RePaper: automated, citation-style renaming of research-paper PDFs

Summary

Research papers downloaded from publisher and repository sites usually arrive with opaque, publisher-assigned filenames such as bioinformatics_35_3_421.pdf, which often require manual retitling to aid retrieval. RePaper is a local Python command-line tool that automates this task. It extracts a paper's own Digital Object Identifier (DOI) from the PDF, resolves the corresponding bibliographic record through the Crossref REST API, and proposes a consistent, configurable, citation-style filename. Using RePaper the example above becomes the more descriptive:

Langmead, B. et al. (2019) Scaling read aligners to hundreds of threads on general-purpose processors.pdf

The tool's governing principle is conservatism.
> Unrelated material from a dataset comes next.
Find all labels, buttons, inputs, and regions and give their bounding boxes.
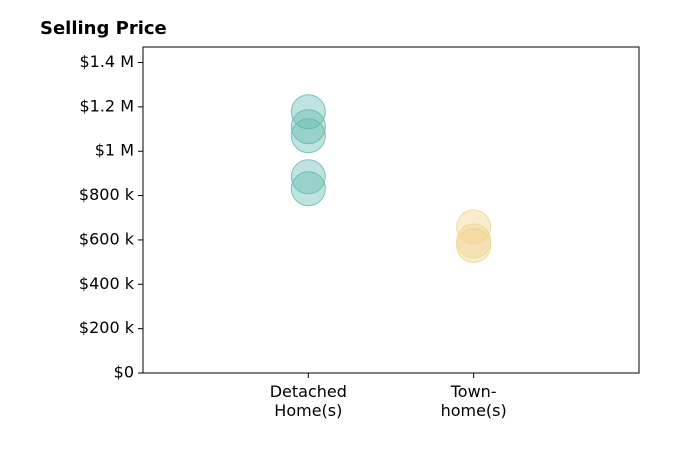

RePaper renames a file only when it has unambiguous, resolved evidence of the paper's identity; in every other case it leaves the file untouched and flags it for human review. The central design problem it addresses is therefore not extracting a DOI - many strings in a PDF may match the DOI pattern - but determining which DOI, if any, actually identifies the paper at hand.

Background

A descriptive, citation-style filename allows a paper to be located, sorted, and cited without opening it, and degrades gracefully across filesystems and reference managers. Publisher-assigned names typically provide none of this, and manual retitling can be slow and inconsistent across a large collection. RePaper aims to produce uniform, human- and machine-readable names automatically, while never silently mislabelling a file — a wrong rename being more costly than no rename, since it hides the error behind a plausible-looking name.

How it works

Pipeline overview

Each PDF passes through five stages. The first four are read-only; only the fifth modifies the filesystem, and only when explicitly requested.

read PDF → collect DOI candidates → resolve via Crossref → decide status and build name → preview / apply

A run targets either a single PDF or a folder. For a folder, RePaper processes the PDF files directly within it, sorted by name, and does not recurse into subfolders.

Read. RePaper opens each document and extracts its metadata dictionary together with the text of its opening pages. Only the first pages are read, because a paper's own DOI, when present, almost always appears on the opening page or in the document metadata, whereas later pages are dominated by reference-list DOIs belonging to other works.

Collect candidates. RePaper gathers DOI candidates from three sources and records the provenance of each, because the source is an indicator of reliability. Candidates are ordered by source priority:

Priority	Source	Why it ranks here
0	PDF link annotations	A clickable DOI link embedded by the publisher: structured, deliberate, and resistant to text-extraction corruption.
1	Embedded DOI metadata (document-info and XMP)	A DOI recorded in the file's own metadata: structured and specific to the paper.
2	Visible page text	Available in ordinary PDFs, but vulnerable to layout flattening and to adjacent or cited-reference DOIs.

Matching the DOI form is a precondition for consideration, not evidence that a candidate belongs to this paper: a syntactically valid string may be a cited reference's DOI, a corrupted extraction, or an unrelated DOI carried inside a publisher URL. Candidates are retained even when they later fail to resolve, so that any decision can be reconstructed from the verbose log.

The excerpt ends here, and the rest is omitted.